So your reply is that you do not worry about debt util it hits 100%?Again, you need to look at the net debt. If one of your midstream companies has $2 billion in cash and $3 billion in debt, are you going to assume it owes $3 billion and disregard the cash for the purpose of evaluating its solvency? Hell no. Same for the U.S. government.
That is like worrying about monkey pox after getting poked raw in the bung! Kinda late then don't you think?
All you've done is confirm what I've been saying.
Reagan started this mentality of deficits not mattering and fooled you and others by the combining of discretionary and nondiscretionary budgets. He did this by hiking the SS tax (a huge tax increase on the poor and middle class over 40 years) which covered the bulging gross debt because folks like you seem to think public debt does not matter.....and I suppose it doesn't if you have no intention of paying SS and Medicare in the future!
Which is really the point I've been trying to make for the last 20 years.
Reagan started the mentality of it not being a problem overspending....without ever a worry about getting that debt to GDP ratio down to a reasonable number.

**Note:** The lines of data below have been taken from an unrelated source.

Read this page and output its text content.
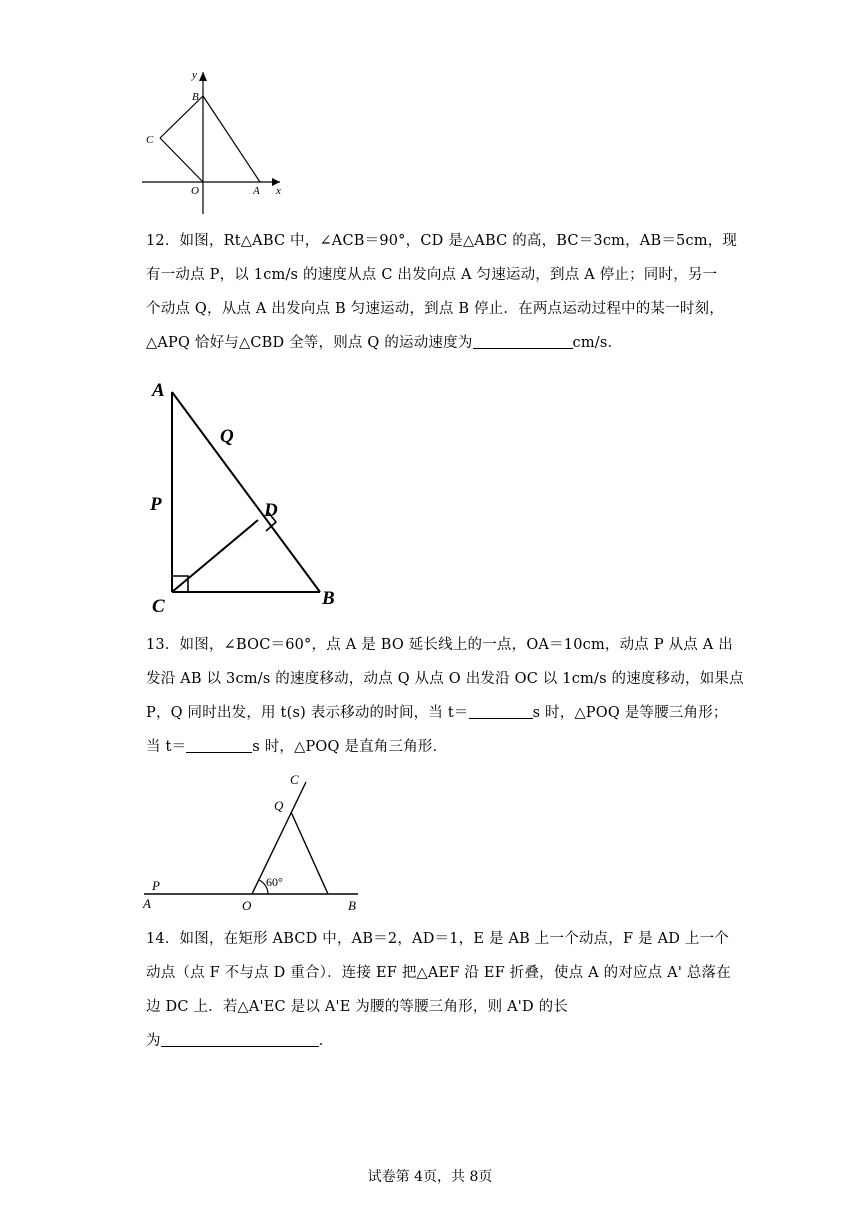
y
B
C
O	A x

12．如图，Rt△ABC 中，∠ACB＝90°，CD 是△ABC 的高，BC＝3cm，AB＝5cm，现

有一动点 P，以 1cm/s 的速度从点 C 出发向点 A 匀速运动，到点 A 停止；同时，另一

个动点 Q，从点 A 出发向点 B 匀速运动，到点 B 停止．在两点运动过程中的某一时刻，

△APQ 恰好与△CBD 全等，则点 Q 的运动速度为	cm/s．

A
Q
P	D
C	B

13．如图，∠BOC＝60°，点 A 是 BO 延长线上的一点，OA＝10cm，动点 P 从点 A 出

发沿 AB 以 3cm/s 的速度移动，动点 Q 从点 O 出发沿 OC 以 1cm/s 的速度移动，如果点

P，Q 同时出发，用 t(s) 表示移动的时间，当 t＝	s 时，△POQ 是等腰三角形；

当 t＝	s 时，△POQ 是直角三角形．

C
Q
60°
P
A	O	B

14．如图，在矩形 ABCD 中，AB＝2，AD＝1，E 是 AB 上一个动点，F 是 AD 上一个

动点（点 F 不与点 D 重合）．连接 EF 把△AEF 沿 EF 折叠，使点 A 的对应点 A' 总落在

边 DC 上．若△A'EC 是以 A'E 为腰的等腰三角形，则 A'D 的长

为	．

试卷第 4页，共 8页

See Tiny, that 50% number leads to a 70% number and then a 120% ratio and pretty soon in the scheme of things you've got a problem....and Reagan was the impetus. The numbers do not lie. Just look at the graph. Originally Posted by WTF
Just Googling it, the Fed held $600 billion in treasury securities in 2001, when net debt as a % of GDP was 31%.
The Social Security Trust Funds held about $1.2 trillion in 2001. That was up from just $25 billion in 1982 before President Reagan and Congress saved social security. But since you believe the government can just increase social security contributions to be paid by the 2 workers who will be supporting every retiree, why not count that $1.2 trillion the same as cash?